Monday, August 10, 2009

Feeling much better the last two days

Such is the nature of my experience with the disorder of schizophrenia, one day I am feeling at my lowest and the next two days, I'm back up and running on all cylinders.

I always remember what a wise man once said when I am going through a tough time. "This too shall pass."

Sunday, August 9, 2009

Losing it at the fair

So we packed the car up and had what I thought was going to be a good time at the County Fair last night. It was my wife, my son and I; along with my father and his girl friend. There were rides, plenty to eat (although we had eaten home-made quesadillas before we left), as well as activities for children of all ages.

All was going along well, until all of the stimuli at the fair began to take its toll on my psyche. From that point until we left, which was approximately 1.5 hours, I was actively psychotic and paranoid. At this point going forward, with all of the still-incoming stimuli, all of the people as well as the responsibility of a young child, I felt like a leper's leper.

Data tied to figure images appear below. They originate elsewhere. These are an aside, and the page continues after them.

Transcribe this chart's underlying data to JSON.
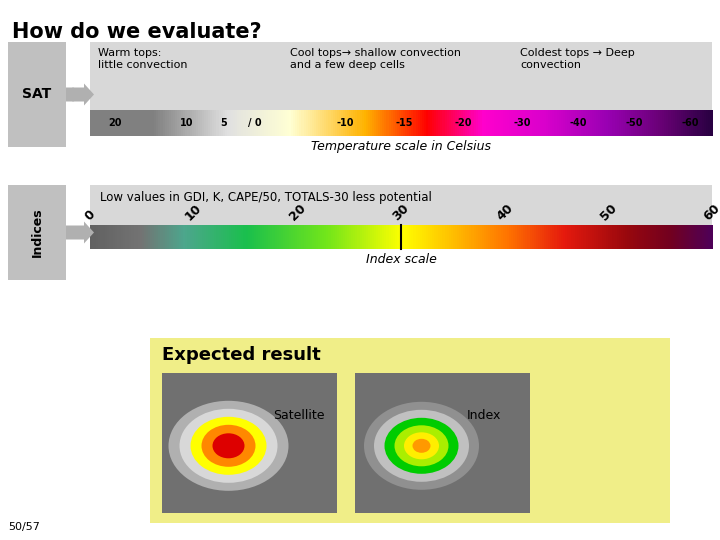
{
  "title": "How do we evaluate?",
  "bg_color": "#ffffff",
  "sat_label": "SAT",
  "indices_label": "Indices",
  "warm_tops_text": "Warm tops:\nlittle convection",
  "cool_tops_text": "Cool tops→ shallow convection\nand a few deep cells",
  "coldest_tops_text": "Coldest tops → Deep\nconvection",
  "temp_scale_label": "Temperature scale in Celsius",
  "indices_text": "Low values in GDI, K, CAPE/50, TOTALS-30 less potential",
  "index_scale_label": "Index scale",
  "index_ticks": [
    "0",
    "10",
    "20",
    "30",
    "40",
    "50",
    "60"
  ],
  "expected_result_title": "Expected result",
  "satellite_label": "Satellite",
  "index_label": "Index",
  "expected_bg": "#f0ee88",
  "page_number": "50/57"
}
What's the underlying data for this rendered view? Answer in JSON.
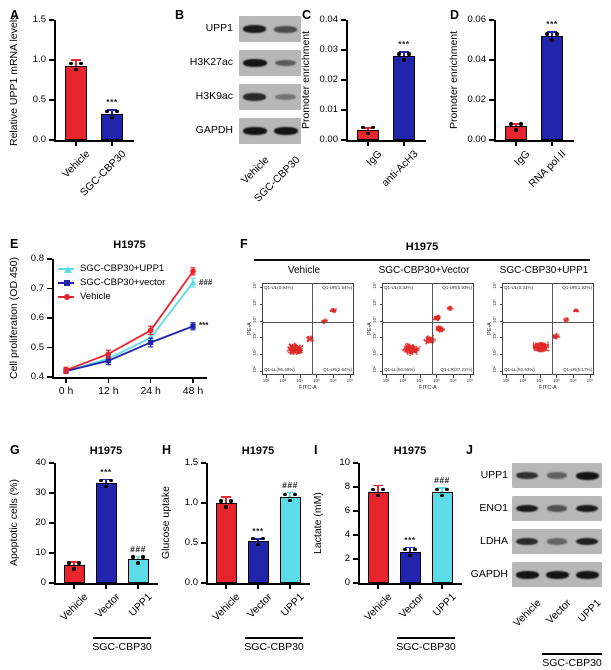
{
  "panels": [
    "A",
    "B",
    "C",
    "D",
    "E",
    "F",
    "G",
    "H",
    "I",
    "J"
  ],
  "colors": {
    "red": "#e8242c",
    "blue": "#2125ac",
    "cyan": "#5cdbe8",
    "dot": "#e02a28",
    "band": "#141414",
    "blot_bg": "#b7b7b7"
  },
  "chart_data": [
    {
      "type": "bar",
      "title": "",
      "ylabel": "Relative UPP1 mRNA levels",
      "yticks": [
        "0.0",
        "0.5",
        "1.0",
        "1.5"
      ],
      "ylim": [
        0,
        1.5
      ],
      "categories": [
        "Vehicle",
        "SGC-CBP30"
      ],
      "values": [
        0.93,
        0.33
      ],
      "errors": [
        0.07,
        0.04
      ],
      "colors": [
        "#e8242c",
        "#2125ac"
      ],
      "sig": [
        "",
        "***"
      ]
    },
    {
      "type": "bar",
      "title": "",
      "ylabel": "Promoter enrichment",
      "yticks": [
        "0.00",
        "0.01",
        "0.02",
        "0.03",
        "0.04"
      ],
      "ylim": [
        0,
        0.04
      ],
      "categories": [
        "IgG",
        "anti-AcH3"
      ],
      "values": [
        0.0035,
        0.028
      ],
      "errors": [
        0.0005,
        0.0013
      ],
      "colors": [
        "#e8242c",
        "#2125ac"
      ],
      "sig": [
        "",
        "***"
      ]
    },
    {
      "type": "bar",
      "title": "",
      "ylabel": "Promoter enrichment",
      "yticks": [
        "0.00",
        "0.02",
        "0.04",
        "0.06"
      ],
      "ylim": [
        0,
        0.06
      ],
      "categories": [
        "IgG",
        "RNA pol II"
      ],
      "values": [
        0.007,
        0.052
      ],
      "errors": [
        0.001,
        0.002
      ],
      "colors": [
        "#e8242c",
        "#2125ac"
      ],
      "sig": [
        "",
        "***"
      ]
    },
    {
      "type": "line",
      "title": "H1975",
      "ylabel": "Cell proliferation (OD 450)",
      "yticks": [
        "0.4",
        "0.5",
        "0.6",
        "0.7",
        "0.8"
      ],
      "ylim": [
        0.4,
        0.8
      ],
      "x": [
        "0 h",
        "12 h",
        "24 h",
        "48 h"
      ],
      "series": [
        {
          "name": "SGC-CBP30+UPP1",
          "color": "#5cdbe8",
          "marker": "triangle",
          "values": [
            0.42,
            0.462,
            0.533,
            0.72
          ],
          "err": [
            0.008,
            0.01,
            0.012,
            0.015
          ],
          "annotation": "###"
        },
        {
          "name": "SGC-CBP30+vector",
          "color": "#2125ac",
          "marker": "square",
          "values": [
            0.42,
            0.455,
            0.517,
            0.572
          ],
          "err": [
            0.008,
            0.013,
            0.015,
            0.012
          ],
          "annotation": "***"
        },
        {
          "name": "Vehicle",
          "color": "#e8242c",
          "marker": "circle",
          "values": [
            0.423,
            0.478,
            0.558,
            0.758
          ],
          "err": [
            0.01,
            0.013,
            0.014,
            0.012
          ],
          "annotation": ""
        }
      ],
      "legend_position": "upper-left"
    },
    {
      "type": "flow",
      "title": "H1975",
      "xlabel": "FITC-A",
      "ylabel": "PE-A",
      "xticks": [
        "10²",
        "10³",
        "10⁴",
        "10⁵",
        "10⁶",
        "10⁷"
      ],
      "yticks": [
        "10²",
        "10³",
        "10⁴",
        "10⁵",
        "10⁶",
        "10⁷"
      ],
      "plots": [
        {
          "name": "Vehicle",
          "quadrants": {
            "UL": "Q1-UL(0.94%)",
            "UR": "Q1-UR(1.54%)",
            "LL": "Q1-LL(95.48%)",
            "LR": "Q1-LR(2.64%)"
          },
          "clusters": [
            [
              0.36,
              0.72,
              0.1,
              0.065,
              320
            ],
            [
              0.52,
              0.6,
              0.05,
              0.04,
              40
            ],
            [
              0.68,
              0.42,
              0.04,
              0.03,
              30
            ],
            [
              0.78,
              0.3,
              0.045,
              0.03,
              40
            ]
          ]
        },
        {
          "name": "SGC-CBP30+Vector",
          "quadrants": {
            "UL": "Q1-UL(0.32%)",
            "UR": "Q1-UR(5.93%)",
            "LL": "Q1-LL(66.55%)",
            "LR": "Q1-LR(27.21%)"
          },
          "clusters": [
            [
              0.32,
              0.72,
              0.1,
              0.065,
              280
            ],
            [
              0.52,
              0.62,
              0.07,
              0.05,
              90
            ],
            [
              0.63,
              0.5,
              0.05,
              0.04,
              85
            ],
            [
              0.6,
              0.38,
              0.04,
              0.035,
              60
            ],
            [
              0.74,
              0.28,
              0.04,
              0.03,
              25
            ]
          ]
        },
        {
          "name": "SGC-CBP30+UPP1",
          "quadrants": {
            "UL": "Q1-UL(0.31%)",
            "UR": "Q1-UR(1.92%)",
            "LL": "Q1-LL(92.93%)",
            "LR": "Q1-LR(5.17%)"
          },
          "clusters": [
            [
              0.42,
              0.7,
              0.1,
              0.06,
              300
            ],
            [
              0.58,
              0.58,
              0.05,
              0.04,
              40
            ],
            [
              0.7,
              0.4,
              0.04,
              0.03,
              25
            ],
            [
              0.8,
              0.3,
              0.035,
              0.025,
              25
            ]
          ]
        }
      ]
    },
    {
      "type": "bar",
      "title": "H1975",
      "ylabel": "Apoptotic cells (%)",
      "yticks": [
        "0",
        "10",
        "20",
        "30",
        "40"
      ],
      "ylim": [
        0,
        40
      ],
      "categories": [
        "Vehicle",
        "Vector",
        "UPP1"
      ],
      "values": [
        6,
        33.5,
        8
      ],
      "errors": [
        1,
        1,
        0.8
      ],
      "colors": [
        "#e8242c",
        "#2125ac",
        "#5cdbe8"
      ],
      "sig": [
        "",
        "***",
        "###"
      ],
      "group": {
        "label": "SGC-CBP30",
        "from": 1,
        "to": 2
      }
    },
    {
      "type": "bar",
      "title": "H1975",
      "ylabel": "Glucose uptake",
      "yticks": [
        "0.0",
        "0.5",
        "1.0",
        "1.5"
      ],
      "ylim": [
        0,
        1.5
      ],
      "categories": [
        "Vehicle",
        "Vector",
        "UPP1"
      ],
      "values": [
        1.0,
        0.53,
        1.08
      ],
      "errors": [
        0.07,
        0.02,
        0.05
      ],
      "colors": [
        "#e8242c",
        "#2125ac",
        "#5cdbe8"
      ],
      "sig": [
        "",
        "***",
        "###"
      ],
      "group": {
        "label": "SGC-CBP30",
        "from": 1,
        "to": 2
      }
    },
    {
      "type": "bar",
      "title": "H1975",
      "ylabel": "Lactate (mM)",
      "yticks": [
        "0",
        "2",
        "4",
        "6",
        "8",
        "10"
      ],
      "ylim": [
        0,
        10
      ],
      "categories": [
        "Vehicle",
        "Vector",
        "UPP1"
      ],
      "values": [
        7.6,
        2.6,
        7.6
      ],
      "errors": [
        0.5,
        0.35,
        0.3
      ],
      "colors": [
        "#e8242c",
        "#2125ac",
        "#5cdbe8"
      ],
      "sig": [
        "",
        "***",
        "###"
      ],
      "group": {
        "label": "SGC-CBP30",
        "from": 1,
        "to": 2
      }
    }
  ],
  "blots": {
    "B": {
      "lanes": [
        "Vehicle",
        "SGC-CBP30"
      ],
      "rows": [
        {
          "label": "UPP1",
          "bands": [
            0.95,
            0.6
          ]
        },
        {
          "label": "H3K27ac",
          "bands": [
            1.0,
            0.5
          ]
        },
        {
          "label": "H3K9ac",
          "bands": [
            0.85,
            0.3
          ]
        },
        {
          "label": "GAPDH",
          "bands": [
            1.0,
            1.0
          ]
        }
      ]
    },
    "J": {
      "lanes": [
        "Vehicle",
        "Vector",
        "UPP1"
      ],
      "group": {
        "label": "SGC-CBP30",
        "from": 1,
        "to": 2
      },
      "rows": [
        {
          "label": "UPP1",
          "bands": [
            0.8,
            0.45,
            1.0
          ]
        },
        {
          "label": "ENO1",
          "bands": [
            0.95,
            0.55,
            0.95
          ]
        },
        {
          "label": "LDHA",
          "bands": [
            0.85,
            0.4,
            0.9
          ]
        },
        {
          "label": "GAPDH",
          "bands": [
            1.0,
            1.0,
            1.0
          ]
        }
      ]
    }
  }
}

If I did indeed have lepresy, which was known all thoughout the dark ages as a disease highly stigmatized, at least people would stay away from me. However, since I was in my own personal hell, unknown to the wandering throngs of people around you, the end result is feeling somewhat less than a leper, or as they say, a leper's leper.

Even those whom I call my extended family had no sensibility for the illness in which I was engulfed. My wife was my shoulder to lay my head on, though, coaxing me to smile through the pain that she could see on my face. When a stranger made a joke that normally would have been funny, I reacted as someone in the throws of mental illness, causing him to back off slowly and awkwardly, as if he had witnessed an alien disguised as a human being at the county fair.

My wife has always been my hero, always there to help me through. Not that she always understands my inner struggle, but that she will always be there for me to lend a hand when her partner is in need.